The pileipellis (cap cuticle) is a trichoderm of erect, interwoven hyphae whose terminal cells are cylindrical to slightly club‑shaped and may bear brownish pigmentation. The stipe surface (stipitipellis) consists of loosely interlaced hyphal bundles topped by occasional club‑shaped cells similar to the cystidia. These combined features confirm the placement of this species within the Boletaceae.

==Habitat and distribution==

Rheubarbariboletus persicolor typically fruits singly or in small clusters on well‑drained, sandy soils within open grassy clearings and along the margins of Mediterranean maquis shrubland. These habitats are dominated by holm oak (Quercus ilex) with an understory of tree heath (Erica arborea) and strawberry tree (Arbutus unedo), and may include stone pine (Pinus pinea) or narrow‑leaved mock privet (Phillyrea angustifolia) among dense, spiny shrubs.
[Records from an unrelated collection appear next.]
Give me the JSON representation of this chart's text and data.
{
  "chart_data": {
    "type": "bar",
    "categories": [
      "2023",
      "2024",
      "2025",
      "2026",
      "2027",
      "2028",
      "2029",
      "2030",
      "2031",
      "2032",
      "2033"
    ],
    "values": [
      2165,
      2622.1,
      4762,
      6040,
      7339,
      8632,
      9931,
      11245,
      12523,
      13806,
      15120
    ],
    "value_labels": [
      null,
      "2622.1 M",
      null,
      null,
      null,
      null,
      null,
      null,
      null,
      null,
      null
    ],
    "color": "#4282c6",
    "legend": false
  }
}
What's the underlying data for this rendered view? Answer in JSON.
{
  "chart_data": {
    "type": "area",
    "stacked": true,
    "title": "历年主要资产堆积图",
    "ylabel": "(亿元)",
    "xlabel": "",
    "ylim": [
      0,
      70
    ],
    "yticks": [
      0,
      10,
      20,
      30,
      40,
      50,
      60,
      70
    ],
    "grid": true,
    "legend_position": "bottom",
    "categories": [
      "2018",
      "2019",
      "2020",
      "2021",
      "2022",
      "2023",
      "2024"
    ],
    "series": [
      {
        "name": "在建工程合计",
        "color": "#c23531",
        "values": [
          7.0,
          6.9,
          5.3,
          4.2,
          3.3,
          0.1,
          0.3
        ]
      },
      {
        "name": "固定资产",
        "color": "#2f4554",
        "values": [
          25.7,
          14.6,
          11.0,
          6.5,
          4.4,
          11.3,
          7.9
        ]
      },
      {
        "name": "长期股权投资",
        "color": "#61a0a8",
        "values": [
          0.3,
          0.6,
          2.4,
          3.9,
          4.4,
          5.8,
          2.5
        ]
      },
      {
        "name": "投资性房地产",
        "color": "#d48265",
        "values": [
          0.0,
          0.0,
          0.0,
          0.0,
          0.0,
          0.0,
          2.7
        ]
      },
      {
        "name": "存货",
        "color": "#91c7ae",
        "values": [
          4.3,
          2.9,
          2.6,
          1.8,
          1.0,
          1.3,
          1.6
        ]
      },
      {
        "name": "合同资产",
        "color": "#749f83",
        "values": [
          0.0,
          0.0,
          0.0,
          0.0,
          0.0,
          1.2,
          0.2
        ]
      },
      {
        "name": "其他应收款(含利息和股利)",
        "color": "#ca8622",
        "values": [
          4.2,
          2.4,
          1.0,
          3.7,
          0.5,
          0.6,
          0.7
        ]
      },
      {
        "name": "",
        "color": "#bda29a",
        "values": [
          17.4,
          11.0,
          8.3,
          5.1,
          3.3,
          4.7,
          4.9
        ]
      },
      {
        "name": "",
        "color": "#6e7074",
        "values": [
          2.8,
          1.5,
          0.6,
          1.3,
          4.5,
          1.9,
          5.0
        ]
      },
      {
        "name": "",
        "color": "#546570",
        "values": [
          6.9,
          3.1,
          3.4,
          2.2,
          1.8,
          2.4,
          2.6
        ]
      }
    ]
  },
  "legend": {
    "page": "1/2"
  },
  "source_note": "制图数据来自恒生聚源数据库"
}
Fruiting occurs in autumn (October to early November), often when daytime temperatures range between about 5 °C and 17 °C.

This bolete is known from coastal localities in the Lazio region of central Italy, such as the Macchia Grande reserve near Fregene and the Castel Fusano pine woods near Ostia, at only 10–15 m above sea level and typically less than one kilometre from the Tyrrhenian Sea. In these sites it coexists with a characteristic Mediterranean ectomycorrhizal fungal community, including species such as Amanita phalloides, Chroogomphus rutilus, Lactarius chrysorrheus, Russula adusta and Xerocomellus dryophilus.